The division of activities ensures the middle schoolers will be introduced to at least five career fields within the FWCS Schools of Success, Webb said, referring to an initiative the district launched this academic year.
Beginning next academic year, high school sophomores will start pursuing a pathway of their choosing in one of three Schools of Success: the School of Health Sciences & Human Services; the School of Manufacturing, Engineering, Technology & Trades; and the School of Business & the Arts.
Each FWCS high school will have the same Schools of Success, but officials have said the pathways – or sequences of courses designed to help students meet graduation requirements while focusing on a career field – will vary by high school.
The district wants to give students as many experiences as possible – including the field trip to the Jim Kelley Career Pathway Center – so they can make educated decisions about which School of Success and pathway they want to pursue, Webb said.

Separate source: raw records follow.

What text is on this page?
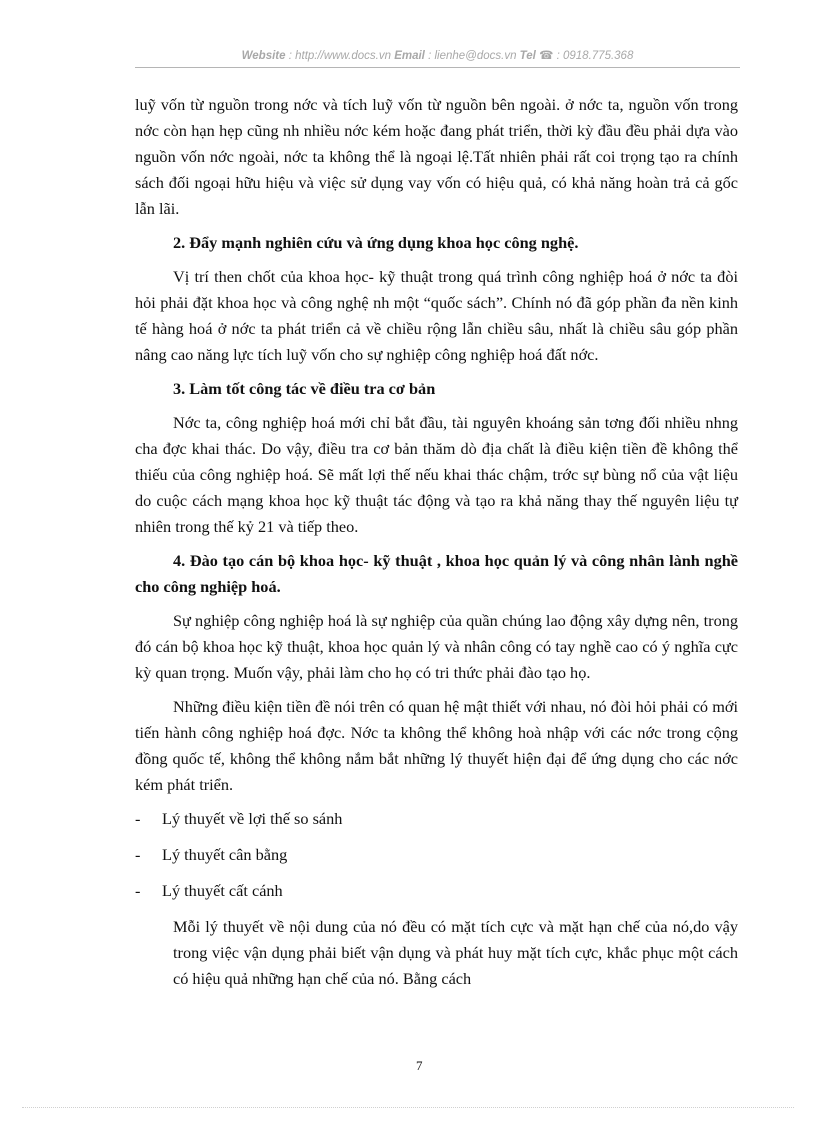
Website : http://www.docs.vn Email : lienhe@docs.vn Tel ☎ : 0918.775.368

luỹ vốn từ nguồn trong nớc và tích luỹ vốn từ nguồn bên ngoài. ở nớc ta, nguồn vốn trong nớc còn hạn hẹp cũng nh nhiều nớc kém hoặc đang phát triển, thời kỳ đầu đều phải dựa vào nguồn vốn nớc ngoài, nớc ta không thể là ngoại lệ.Tất nhiên phải rất coi trọng tạo ra chính sách đối ngoại hữu hiệu và việc sử dụng vay vốn có hiệu quả, có khả năng hoàn trả cả gốc lẫn lãi.

2. Đẩy mạnh nghiên cứu và ứng dụng khoa học công nghệ.

Vị trí then chốt của khoa học- kỹ thuật trong quá trình công nghiệp hoá ở nớc ta đòi hỏi phải đặt khoa học và công nghệ nh một “quốc sách”. Chính nó đã góp phần đa nền kinh tế hàng hoá ở nớc ta phát triển cả về chiều rộng lẫn chiều sâu, nhất là chiều sâu góp phần nâng cao năng lực tích luỹ vốn cho sự nghiệp công nghiệp hoá đất nớc.

3. Làm tốt công tác về điều tra cơ bản

Nớc ta, công nghiệp hoá mới chỉ bắt đầu, tài nguyên khoáng sản tơng đối nhiều nhng cha đợc khai thác. Do vậy, điều tra cơ bản thăm dò địa chất là điều kiện tiền đề không thể thiếu của công nghiệp hoá. Sẽ mất lợi thế nếu khai thác chậm, trớc sự bùng nổ của vật liệu do cuộc cách mạng khoa học kỹ thuật tác động và tạo ra khả năng thay thế nguyên liệu tự nhiên trong thế kỷ 21 và tiếp theo.

4. Đào tạo cán bộ khoa học- kỹ thuật , khoa học quản lý và công nhân lành nghề cho công nghiệp hoá.

Sự nghiệp công nghiệp hoá là sự nghiệp của quần chúng lao động xây dựng nên, trong đó cán bộ khoa học kỹ thuật, khoa học quản lý và nhân công có tay nghề cao có ý nghĩa cực kỳ quan trọng. Muốn vậy, phải làm cho họ có tri thức phải đào tạo họ.

Những điều kiện tiền đề nói trên có quan hệ mật thiết với nhau, nó đòi hỏi phải có mới tiến hành công nghiệp hoá đợc. Nớc ta không thể không hoà nhập với các nớc trong cộng đồng quốc tế, không thể không nắm bắt những lý thuyết hiện đại để ứng dụng cho các nớc kém phát triển.

-	Lý thuyết về lợi thế so sánh
-	Lý thuyết cân bằng
-	Lý thuyết cất cánh

Mỗi lý thuyết về nội dung của nó đều có mặt tích cực và mặt hạn chế của nó,do vậy trong việc vận dụng phải biết vận dụng và phát huy mặt tích cực, khắc phục một cách có hiệu quả những hạn chế của nó. Bằng cách

7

At the Oct. 14 school board meeting, Webb shared a video featuring student feedback about the center. Blackhawk Middle School student Razaz Musa said she appreciated the various workshops offered.
“This experience is more visual,” the eighth grader said. “It allows you to see what’s actually happening or what would actually happen if you were to join the workforce or the real world rather than just to learn about it and take a test.”
Webb noted a new experience launched this academic year for sixth graders. Parkview Health is bringing its mobile simulation lab to the schools, and the students rotate through three activities, including CPR and an ambulance tour.
“It all goes back to trying to help them find their interest to make their learning relevant in high school,” Webb said.
The Indiana Department of Education said absenteeism data released last month underscored the urgency behind ongoing efforts to rethink the high school experience and ensure more parents and students see the value in education.
Students were considered chronically absent if they missed at least 10% of the year’s school days, or about 3½ weeks.
Nearly 20% of students statewide were chronically absent last academic year, the education department said. It indicated rates were highest at high schools, specifically in the 11th and 12th grades. About 33% of students were chronically absent during their senior year.
Blackhawk student Cooper Letner, who enjoyed the Kelley Center’s medical exercises, said in the video he is looking forward to enrolling in the FWCS Career Academy as a high schooler.
“I don’t think this has really chosen a career for me,” Cooper said, “but I do think it has given me many, multiple options for the future.”